Concorsi? “Occorrerebbe un reclutamento aperto da parte delle scuole e degli enti locali. Un concorso è aperto a tutti, sì, ma i concorsi vengono fatti raramente. Una volta che avessimo un livello di abilitazione pervasivo e di qualità elevata, potremmo pensare anche a diversi metodi di ingresso come il concorso a livello di scuola, ovvero è la scuola che mette a bando le cattedre di cui ha bisogno”. Così Andrea Gavosto (Fondazione Agnelli) durante un’assemblea Flc Cgil sul tema del reclutamento.
In altre parole – spiega il presidente della fondazione Agnelli – “bisogna distinguere tra il momento dell’abilitazione (requisiti che la collettività chiede ai docenti per entrare in aula) e l’assunzione vera e propria che abbina le competenze dei docenti con le esigenze della scuola”.
“Sul tema dell’assunzione in Europa c’è una enorme varietà, in alcuni Paesi tipicamente del sud Europa si ricorre ai concorsi o alle graduatorie, in altri Paesi invece c’è un reclutamento aperto delegato alle scuole o agli enti locali,” chiarisce.
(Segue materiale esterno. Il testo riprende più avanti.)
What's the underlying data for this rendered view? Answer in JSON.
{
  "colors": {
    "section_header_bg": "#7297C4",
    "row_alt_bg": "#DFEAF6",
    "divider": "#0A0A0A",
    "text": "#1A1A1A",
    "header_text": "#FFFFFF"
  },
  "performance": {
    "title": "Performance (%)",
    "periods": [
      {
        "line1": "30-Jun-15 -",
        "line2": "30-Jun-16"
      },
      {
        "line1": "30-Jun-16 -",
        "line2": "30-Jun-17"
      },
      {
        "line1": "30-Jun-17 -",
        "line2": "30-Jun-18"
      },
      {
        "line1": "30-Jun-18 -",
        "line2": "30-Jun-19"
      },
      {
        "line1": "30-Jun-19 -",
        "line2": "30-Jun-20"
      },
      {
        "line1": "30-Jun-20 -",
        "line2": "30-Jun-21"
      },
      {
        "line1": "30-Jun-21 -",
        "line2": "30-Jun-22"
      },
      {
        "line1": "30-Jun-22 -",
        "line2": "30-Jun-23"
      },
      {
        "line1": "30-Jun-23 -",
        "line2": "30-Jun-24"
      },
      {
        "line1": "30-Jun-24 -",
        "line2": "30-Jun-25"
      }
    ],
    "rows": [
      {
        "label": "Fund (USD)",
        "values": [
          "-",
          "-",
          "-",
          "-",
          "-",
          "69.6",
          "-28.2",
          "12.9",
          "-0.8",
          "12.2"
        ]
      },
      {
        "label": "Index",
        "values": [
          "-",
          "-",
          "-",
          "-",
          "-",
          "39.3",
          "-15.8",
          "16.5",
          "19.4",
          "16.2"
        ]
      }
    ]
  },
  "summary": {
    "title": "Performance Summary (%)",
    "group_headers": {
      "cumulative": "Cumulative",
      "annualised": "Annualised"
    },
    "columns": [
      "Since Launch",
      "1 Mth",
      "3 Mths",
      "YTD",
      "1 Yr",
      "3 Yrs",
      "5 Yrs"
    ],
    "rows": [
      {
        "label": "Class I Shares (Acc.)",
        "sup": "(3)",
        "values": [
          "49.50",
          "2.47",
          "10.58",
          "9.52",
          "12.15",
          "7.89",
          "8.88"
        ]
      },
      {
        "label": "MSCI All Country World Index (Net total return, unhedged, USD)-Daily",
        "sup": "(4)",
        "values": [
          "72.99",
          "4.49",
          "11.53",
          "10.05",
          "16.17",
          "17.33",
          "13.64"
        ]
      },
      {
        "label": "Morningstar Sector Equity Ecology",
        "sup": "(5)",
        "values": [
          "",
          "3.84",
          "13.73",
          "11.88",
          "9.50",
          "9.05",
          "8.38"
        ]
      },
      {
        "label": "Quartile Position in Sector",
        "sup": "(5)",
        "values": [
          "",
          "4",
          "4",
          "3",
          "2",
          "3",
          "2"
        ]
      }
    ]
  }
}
E fa il punto sulle due opzioni.
Un tema, quello della chiamata diretta, caro anche al presidente dell’Associazione nazionale presidi Antonello Giannelli, ma che incontra forte resistenza sindacale, come sottolinea Andrea Gavosto.
“Quello che manca in Italia – continua il presidente di fondazione Agnelli – è la fissazione di standard precisi che ci indichino cosa ci aspettiamo dai docenti. Sono stati tentati vari esperimenti. Oggi non abbiamo una lista di quello che come collettività riteniamo indispensabile che un docente sappia fare per essere insegnante”.
“Un esempio di sistema che funziona particolarmente bene è quello tedesco – ci ricorda -. In Germania chi vuole diventare insegnante ha una laurea triennale sulla disciplina; una laurea magistrale durante la quale si continua a studiare la disciplina ma si introducono anche elementi di didattica; poi si passa attraverso un esame di Stato, a seguire il servizio preparatorio che può durare fino a due anni e infine un secondo esame di Stato che ti dà accesso alla professione”.
E parla della necessità di cambiare paradigma: “Da noi, almeno nella scuola secondaria, prima si studia la disciplina e poi solo in una seconda fase si studia la metodologia didattica e la pratica del tirocinio,” ma è un modello sequenziale che andrebbe sostituito con un modello parallelo, afferma Andrea Gavosto e spiega: “Io studio la disciplina e intanto entro nelle aule per verificare se sono portato per il mestiere dell’insegnante,” questo sarebbe il modello efficace su cui muoversi, per essere certi che i futuri insegnanti possano scoprire in tempo la propria vocazione o al contrario la propria mancanza di vocazione.
Non a caso – aggiunge – “quello che i docenti dichiarano è che si sentono particolarmente formati sul disciplinare, ma sul fronte della didattica d’aula i docenti non si sentono sufficientemente preparati”.
Ecco perché, secondo il presidente della Fondazione Agnelli, bisognerebbe partire dalla formazione iniziale, come primo tassello della riforma: “Se osserviamo il sistema di assunzione e formazione iniziale in Italia, rispetto agli altri Paesi, vediamo che in Italia non vi è nessuna verifica delle competenze didattiche dei docenti neoassunti e vi è un continuo ingresso nel sistema di docenti non abilitati. Peraltro l’esaurimento del doppio canale porta ad avere numeri enormi di cattedre non coperte ma nel contempo anche un alto numero di precari: un mismatch sia geografico che disciplinare,” avverte Andrea Gavosto.
“La formazione iniziale è davvero delicata, sostiene il presidente della Fondazione Agnelli. Se garantiamo che la scuola attrae i migliori laureati nei vari campi, ecco che la qualità dell’Istruzione cresce, la partita va giocata sulla riforma della formazione iniziale“.